Enterprise AI Security Glossary

Term	Definition
Prompt Injection	Overriding an AI system's instructions by inserting malicious commands into user input. The number one LLM attack vector.
Jailbreaking	Bypassing a model's built-in safety guardrails through crafted prompts. A boardroom-level concern for enterprises deploying AI.
Promptware	Prompt injection delivered through documents, emails, or shared files. The attack surface is any content the AI processes.
The Lethal Trifecta	Coined by Simon Willison. The combination of private data access, action capability, and untrusted input exposure that creates maximum AI security risk.
Blast Radius	The scope of damage a compromised AI agent can cause. Determined by the permissions and data access the AI holds.
AI Red‑Teaming	Adversarially testing AI systems to find security weaknesses before attackers do.
Agentic Workflows	AI systems that can take autonomous actions such as sending emails, modifying files, or triggering business processes.
RAG	Retrieval-Augmented Generation. The standard enterprise architecture for connecting AI models to organisational data.
Grounding	Keeping AI outputs anchored to verified data sources. Critical for compliance in regulated industries.
Human‑in‑the‑Loop	Requiring human approval before an AI executes high-risk actions. A core control for regulated and enterprise environments.
LLM Orchestration	The architecture and tooling used to coordinate multiple AI models, data sources, and actions in enterprise deployments.
AI Governance	The policies, controls, and oversight structures an organisation puts in place to manage AI risk.
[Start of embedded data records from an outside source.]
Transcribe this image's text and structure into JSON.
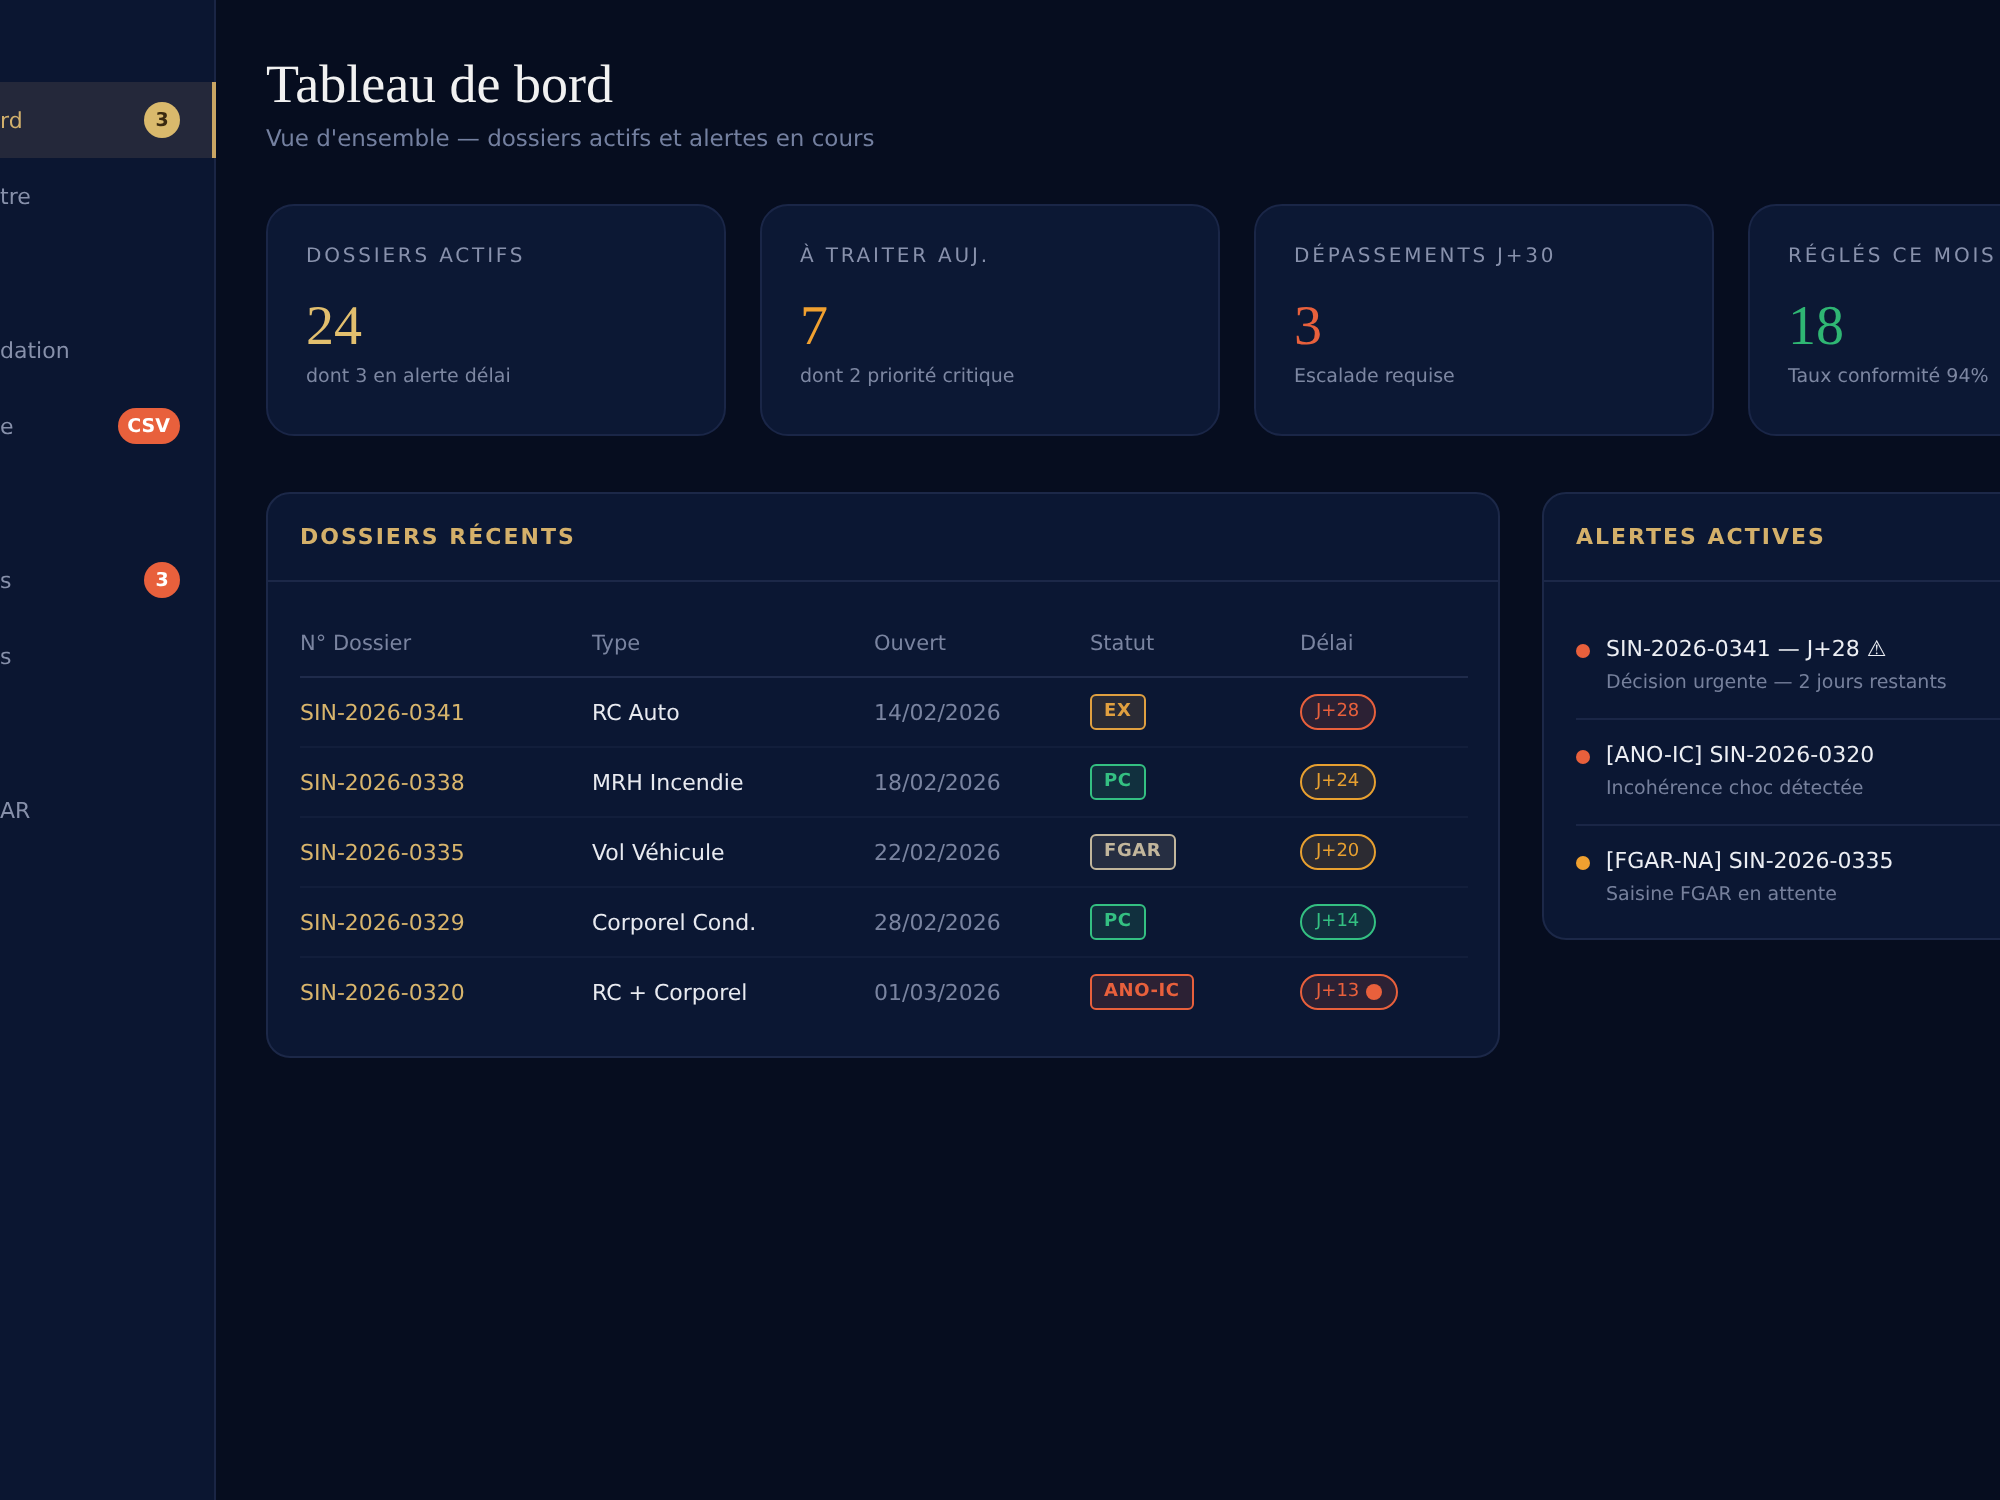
{
  "sidebar": {
    "sections": [
      {
        "items": [
          {
            "label": "rd",
            "selected": true,
            "badge": {
              "text": "3",
              "color": "#d9b96c"
            }
          },
          {
            "label": "tre",
            "selected": false
          }
        ]
      },
      {
        "items": [
          {
            "label": "dation",
            "selected": false
          },
          {
            "label": "e",
            "selected": false,
            "badge": {
              "text": "CSV",
              "color": "#e8603c"
            }
          }
        ]
      },
      {
        "items": [
          {
            "label": "s",
            "selected": false,
            "badge": {
              "text": "3",
              "color": "#e8603c"
            }
          },
          {
            "label": "s",
            "selected": false
          }
        ]
      },
      {
        "items": [
          {
            "label": "AR",
            "selected": false
          }
        ]
      }
    ]
  },
  "header": {
    "title": "Tableau de bord",
    "subtitle": "Vue d'ensemble — dossiers actifs et alertes en cours"
  },
  "stats": [
    {
      "label": "DOSSIERS ACTIFS",
      "value": "24",
      "note": "dont 3 en alerte délai",
      "color": "#e2bf6e"
    },
    {
      "label": "À TRAITER AUJ.",
      "value": "7",
      "note": "dont 2 priorité critique",
      "color": "#f0a030"
    },
    {
      "label": "DÉPASSEMENTS J+30",
      "value": "3",
      "note": "Escalade requise",
      "color": "#e8603c"
    },
    {
      "label": "RÉGLÉS CE MOIS",
      "value": "18",
      "note": "Taux conformité 94%",
      "color": "#2fb673"
    }
  ],
  "recent": {
    "title": "DOSSIERS RÉCENTS",
    "columns": [
      "N° Dossier",
      "Type",
      "Ouvert",
      "Statut",
      "Délai"
    ],
    "rows": [
      {
        "id": "SIN-2026-0341",
        "type": "RC Auto",
        "opened": "14/02/2026",
        "status": {
          "text": "EX",
          "color": "#e0a040"
        },
        "delay": {
          "text": "J+28",
          "color": "#e8603c",
          "flagged": false
        }
      },
      {
        "id": "SIN-2026-0338",
        "type": "MRH Incendie",
        "opened": "18/02/2026",
        "status": {
          "text": "PC",
          "color": "#34c082"
        },
        "delay": {
          "text": "J+24",
          "color": "#e8a030",
          "flagged": false
        }
      },
      {
        "id": "SIN-2026-0335",
        "type": "Vol Véhicule",
        "opened": "22/02/2026",
        "status": {
          "text": "FGAR",
          "color": "#c2b69c"
        },
        "delay": {
          "text": "J+20",
          "color": "#e8a030",
          "flagged": false
        }
      },
      {
        "id": "SIN-2026-0329",
        "type": "Corporel Cond.",
        "opened": "28/02/2026",
        "status": {
          "text": "PC",
          "color": "#34c082"
        },
        "delay": {
          "text": "J+14",
          "color": "#34c082",
          "flagged": false
        }
      },
      {
        "id": "SIN-2026-0320",
        "type": "RC + Corporel",
        "opened": "01/03/2026",
        "status": {
          "text": "ANO-IC",
          "color": "#e8603c"
        },
        "delay": {
          "text": "J+13",
          "color": "#e8603c",
          "flagged": true
        }
      }
    ]
  },
  "alerts": {
    "title": "ALERTES ACTIVES",
    "items": [
      {
        "title": "SIN-2026-0341 — J+28 ⚠",
        "detail": "Décision urgente — 2 jours restants",
        "color": "#e8603c"
      },
      {
        "title": "[ANO-IC] SIN-2026-0320",
        "detail": "Incohérence choc détectée",
        "color": "#e8603c"
      },
      {
        "title": "[FGAR-NA] SIN-2026-0335",
        "detail": "Saisine FGAR en attente",
        "color": "#f0a030"
      }
    ]
  }
}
Rapidly becoming a board-level priority.

Sources

Primary source: HackerOne, 9th Annual Hacker-Powered Security Report, March 2026. The report recorded a 540% surge in prompt injection vulnerability reports, identifying it as the fastest-growing attack vector.

Supporting sources:

HackerOne Blog, “3 Signals from the 2025 Report,” November 2025. Editorial breakdown of the annual report data.
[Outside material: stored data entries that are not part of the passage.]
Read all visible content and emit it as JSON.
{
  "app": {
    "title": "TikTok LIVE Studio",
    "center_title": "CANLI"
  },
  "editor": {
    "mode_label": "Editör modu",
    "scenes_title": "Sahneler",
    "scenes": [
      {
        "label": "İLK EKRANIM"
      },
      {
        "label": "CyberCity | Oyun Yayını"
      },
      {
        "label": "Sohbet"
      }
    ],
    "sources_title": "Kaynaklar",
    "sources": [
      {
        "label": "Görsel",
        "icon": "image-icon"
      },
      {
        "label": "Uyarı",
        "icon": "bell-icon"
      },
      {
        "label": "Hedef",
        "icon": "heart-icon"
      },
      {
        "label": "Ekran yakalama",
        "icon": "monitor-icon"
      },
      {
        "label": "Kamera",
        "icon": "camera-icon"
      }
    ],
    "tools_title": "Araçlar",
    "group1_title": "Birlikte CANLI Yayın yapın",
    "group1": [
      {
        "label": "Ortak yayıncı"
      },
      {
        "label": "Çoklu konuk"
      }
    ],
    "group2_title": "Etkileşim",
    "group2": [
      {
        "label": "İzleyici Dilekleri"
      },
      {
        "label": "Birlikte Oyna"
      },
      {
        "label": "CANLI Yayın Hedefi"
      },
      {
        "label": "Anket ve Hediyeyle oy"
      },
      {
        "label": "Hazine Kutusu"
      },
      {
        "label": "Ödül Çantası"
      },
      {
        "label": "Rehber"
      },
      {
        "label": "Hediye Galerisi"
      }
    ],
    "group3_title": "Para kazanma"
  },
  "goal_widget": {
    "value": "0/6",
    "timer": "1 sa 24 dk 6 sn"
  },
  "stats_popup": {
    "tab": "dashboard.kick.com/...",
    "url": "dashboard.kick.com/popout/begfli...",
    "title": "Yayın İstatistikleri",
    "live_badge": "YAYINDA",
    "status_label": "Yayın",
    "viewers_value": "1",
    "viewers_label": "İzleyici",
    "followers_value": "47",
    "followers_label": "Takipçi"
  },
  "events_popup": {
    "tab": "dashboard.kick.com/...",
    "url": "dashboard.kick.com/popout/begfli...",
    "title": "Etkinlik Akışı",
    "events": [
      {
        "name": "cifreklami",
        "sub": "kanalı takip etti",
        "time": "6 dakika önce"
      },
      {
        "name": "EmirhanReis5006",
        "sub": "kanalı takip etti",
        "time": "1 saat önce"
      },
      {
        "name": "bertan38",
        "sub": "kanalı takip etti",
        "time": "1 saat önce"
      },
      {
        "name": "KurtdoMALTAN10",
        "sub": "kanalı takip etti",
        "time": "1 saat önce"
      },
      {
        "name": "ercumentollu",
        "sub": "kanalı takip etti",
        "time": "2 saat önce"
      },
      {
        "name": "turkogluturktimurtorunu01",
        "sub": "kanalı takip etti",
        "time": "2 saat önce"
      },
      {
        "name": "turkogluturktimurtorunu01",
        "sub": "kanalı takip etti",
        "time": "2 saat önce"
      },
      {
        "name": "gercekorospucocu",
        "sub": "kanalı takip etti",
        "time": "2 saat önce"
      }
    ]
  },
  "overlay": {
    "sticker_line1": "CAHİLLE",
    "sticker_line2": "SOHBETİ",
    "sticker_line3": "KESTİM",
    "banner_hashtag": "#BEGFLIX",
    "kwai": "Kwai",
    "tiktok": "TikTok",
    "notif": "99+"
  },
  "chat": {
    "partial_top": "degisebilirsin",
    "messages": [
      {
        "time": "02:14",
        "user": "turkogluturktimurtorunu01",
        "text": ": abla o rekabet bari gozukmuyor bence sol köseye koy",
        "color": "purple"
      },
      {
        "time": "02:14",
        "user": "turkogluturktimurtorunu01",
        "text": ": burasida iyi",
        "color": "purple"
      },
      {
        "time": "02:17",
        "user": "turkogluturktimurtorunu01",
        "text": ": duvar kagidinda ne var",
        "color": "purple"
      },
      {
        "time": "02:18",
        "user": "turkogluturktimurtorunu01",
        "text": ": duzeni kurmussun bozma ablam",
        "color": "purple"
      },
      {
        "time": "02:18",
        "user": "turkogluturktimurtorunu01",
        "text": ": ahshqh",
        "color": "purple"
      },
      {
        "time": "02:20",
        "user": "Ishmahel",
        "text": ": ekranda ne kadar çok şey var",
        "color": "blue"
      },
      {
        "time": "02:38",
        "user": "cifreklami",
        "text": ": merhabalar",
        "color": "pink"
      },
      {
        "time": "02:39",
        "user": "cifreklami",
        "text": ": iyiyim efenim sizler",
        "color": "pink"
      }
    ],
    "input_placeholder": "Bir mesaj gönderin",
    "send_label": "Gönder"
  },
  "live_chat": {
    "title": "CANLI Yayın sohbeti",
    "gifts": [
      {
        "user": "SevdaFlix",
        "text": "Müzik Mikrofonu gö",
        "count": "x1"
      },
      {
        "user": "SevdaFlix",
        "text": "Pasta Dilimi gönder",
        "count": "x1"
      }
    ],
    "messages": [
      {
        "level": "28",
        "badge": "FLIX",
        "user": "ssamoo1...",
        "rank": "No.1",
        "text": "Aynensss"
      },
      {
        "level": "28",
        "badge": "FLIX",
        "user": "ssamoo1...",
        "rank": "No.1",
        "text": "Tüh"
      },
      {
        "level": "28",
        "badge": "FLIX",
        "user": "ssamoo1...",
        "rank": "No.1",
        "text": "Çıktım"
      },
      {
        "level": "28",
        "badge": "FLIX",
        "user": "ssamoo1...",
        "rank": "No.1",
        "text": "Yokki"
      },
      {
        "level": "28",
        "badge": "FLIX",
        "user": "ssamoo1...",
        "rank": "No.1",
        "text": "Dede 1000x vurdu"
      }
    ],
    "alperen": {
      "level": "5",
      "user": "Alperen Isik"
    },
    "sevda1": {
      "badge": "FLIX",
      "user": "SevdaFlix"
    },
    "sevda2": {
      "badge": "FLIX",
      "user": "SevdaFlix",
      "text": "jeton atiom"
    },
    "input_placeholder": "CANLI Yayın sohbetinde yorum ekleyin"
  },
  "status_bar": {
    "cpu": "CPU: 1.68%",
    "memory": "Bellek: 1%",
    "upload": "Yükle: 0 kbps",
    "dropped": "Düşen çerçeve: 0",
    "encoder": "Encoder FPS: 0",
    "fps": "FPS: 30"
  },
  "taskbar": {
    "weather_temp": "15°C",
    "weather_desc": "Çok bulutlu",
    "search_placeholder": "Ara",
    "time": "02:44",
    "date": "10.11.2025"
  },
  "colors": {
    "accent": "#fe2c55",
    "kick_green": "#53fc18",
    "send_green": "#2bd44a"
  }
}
Sonny Labs, “The 2025 Prompt Injection Threat Landscape.” Independent aggregation of key statistics from the HackerOne report and wider industry data.

Security Brief Asia, third-party news coverage of the HackerOne annual report findings.

Simon Willison's Weblog. Origin of the “lethal trifecta” framework for AI security risk assessment.

OWASP, “Top 10 for Large Language Model Applications.” The canonical enterprise reference for LLM security threats and terminology.